Подумай, разверни эту мысль, и ты увидишь, что скромность — это наше самосохранение… Вообще же — ты подал идею. Надо выпить. За мой счет, ибо я должен вознаградить тебя за моральную стойкость. Ты думаешь, цена ее определяется в относительных числах, абстрактно? Ошибаешься… И спрячь свои жалкие ассигнации. Я богат. Процесс реабилитации моих родителей завершился выплатой мне денег за какое-то имущество. Опровергая выводы всех последних постановлений, могу сказать: хорошо жили в тридцать седьмом году советские люди! Второй месяц пью за здоровье имущества… Видишь, мотор. Хватай его, а я нырну в магазин.

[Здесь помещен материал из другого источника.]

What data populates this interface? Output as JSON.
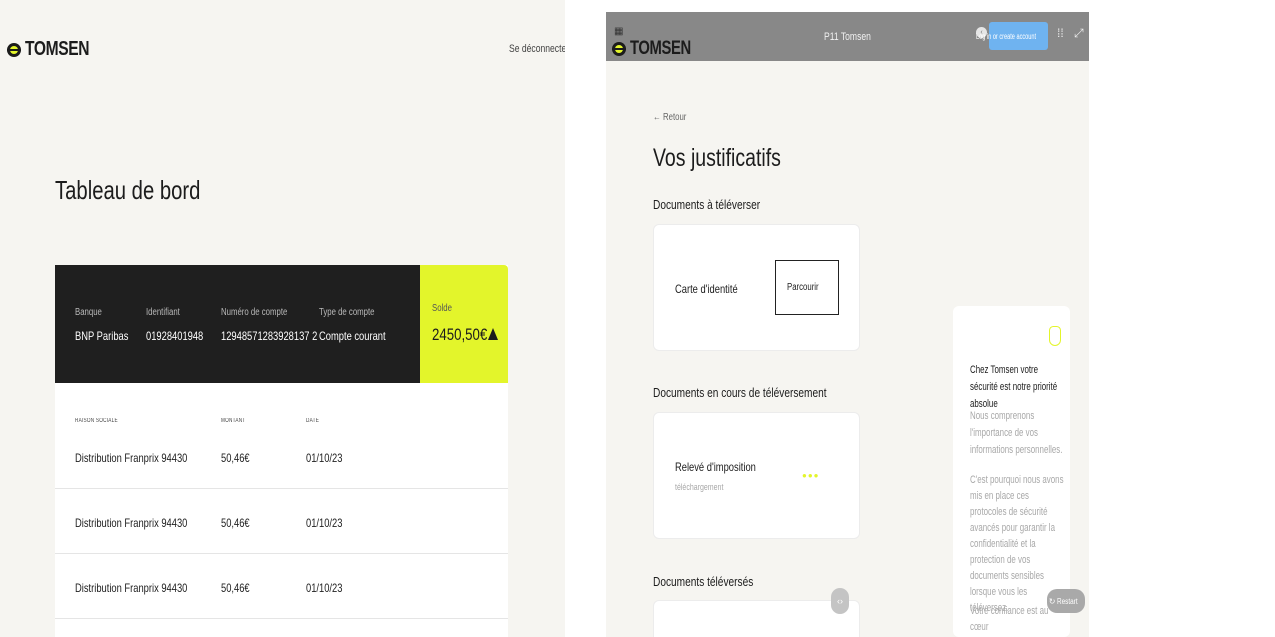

Они подъехали к серому дому на Метростроевской. Петров копеечка в копеечку расплатился с шофером. Карманы его пальто оттопыривались. Он поставил бутылки на грязную клеенку стола, выложил пакеты с едой. В комнате было холодно, остро и неприятно разило папиросными окурками — когда их тушат в блюдце с водой. Вся мебель новенькая, на тахте грудой лежали подушки, смятые простыни, одеяло. Повсюду валялись книги. Из тумбочки Петров достал тарелки, загремел ими.
— В этой квартире я когда-то жил, — сказал он в мягкой домашней манере, — и осталась от квартиры эта вот комнатенка, на соседей смотреть не могу, не спрашиваю, знают ли они, кто жил здесь девятнадцать лет назад. И мысль подкрадывается: может быть, и я живу вместо кого-то, занимая чье-то место.. Меняться надо, уезжать отсюда, кое-какие шаги уже сделаны… Выпьем, — сказал он, — за благородство. Или за подлость. — Протер вилку, подал ее Виталию. — За что угодно. Я все приемлю — и низость побуждений и высоту желаний. Ибо никак не пойму, кто я. Меня отсюда увезли то ли в интернат, то ли в спецшколу, не помню уж, на Украине заведение это, под Богодуховом, очень мне там не понравилось, особенно эти воспитательные приемы, в десять глоток педагоги внушали мне, что я — хороший, несмотря на то, что родители — плохие. Дал тягу, разумеется, не захотел быть хорошим, а сейчас вот думаю…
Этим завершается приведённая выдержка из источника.